アークのすべてのクライアントがサブスクリプションビジネスを運営しているわけではないが、昨年アークがサブスクリプション用ツールをローンチして以来、サブスクリプションはアークのクライアントにとってますます重要な優先事項となっている。アークの広報担当者によると、アークを利用するクライアントたちが抱える登録読者数とサブスクリプション読者数は合わせて5000万人となっており、この4カ月だけで20社がサブスクリプション運営の新規クライアントとして追加されたという。広報担当者は全体で何社のクライアントを持っているかは明らかにしなかった。
アークはソフトウェアをサービスモデルとして提供している。クライアントのアクティブなユーザー数や利用するツール、サポートする必要があるキャパシティとページビューの量に応じて変化する月額料金をクライアントが支払う。年間コストは通常数十万ドルから数百万ドル(数百万円から数億円)の範囲で上下する。
「私たちは、クライアントがより早く市場に参入できるよう努力している」と、アークのプロダクト部門バイスプレジデントであるマット・モナハン氏は言う。
「共通しているテーマは柔軟性」
アークは長年自社開発の機能に頼ってきたが、今年に入って外部のテクノロジーとの提携を求める流れを見せており、スプリードリーとブルーコニックの機能統合はその例となっている。6月には、コンテンツ配信プラットフォームのアカマイ(Akamai)、体験モニタリング・サービスのキャッチポイント(CatchPoint)、データ統合プラットフォームのミュールソフト(Mulesoft)との提携を拡大すると発表した。
アークの動きは、マーケティング関連テクノロジーのエコシステムが成熟し続けるなかで、ほかのツールの運用に柔軟に対応しようとするマーケティングプラットフォーム業界全体のトレンドにも適合する。「CMSと統合されるCDPという概念は、ますます一般的になっている」と、CDP分野にサービスを提供する業界団体、CDPインスティテュート(CDP Institute)のファウンダーでCEOのデーヴィッド・ラーブ氏は言う。ラーブ氏は、メッセージング・プラットフォームのツイリオ(Twilio)が11月2日にセグメント(Segment)を32億ドル(約3330億円)相当の株式で買収したことや、デジタル体験プラットフォームのアクイア(Acquia)が昨年末にCDPアジャイルワン(CDP AgilOne)を金額非公開で買収したことを含む、いくつかの最近の買収を指摘した。
アークのビジネスにとって、ますます多様化する顧客のニーズに対応することが必要となっており、そのタイミングで他社サービス機能との統合が行われていることも重要だ。
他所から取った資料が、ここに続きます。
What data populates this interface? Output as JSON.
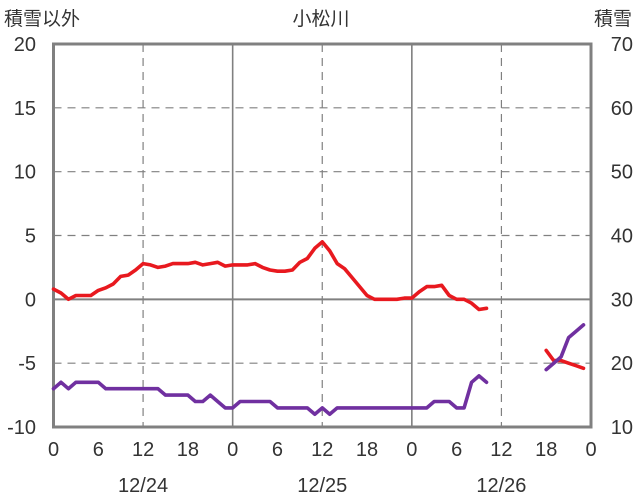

10月には、何年にもわたって追い求めた末に、エネルギー企業のBP社を同社初の非メディア系クライアントに加えた。BPに加えて、アークは現在、グラハム・メディア・グループ(Graham Media Group)などの放送局やダラス・モーニング・ニュース(Dallas Morning News)などの新聞出版社にもサービスを提供している。ワシントン・ポストの広報担当者は、パンデミックが始まってからアークが全体でどれだけクライアントを増やしたのか、現在のクライアント数についての質問には答えなかった。
「私たちのフォーカスはより広くなった。多くのケースで共通しているテーマは、柔軟性だ」とモナハン氏は言う。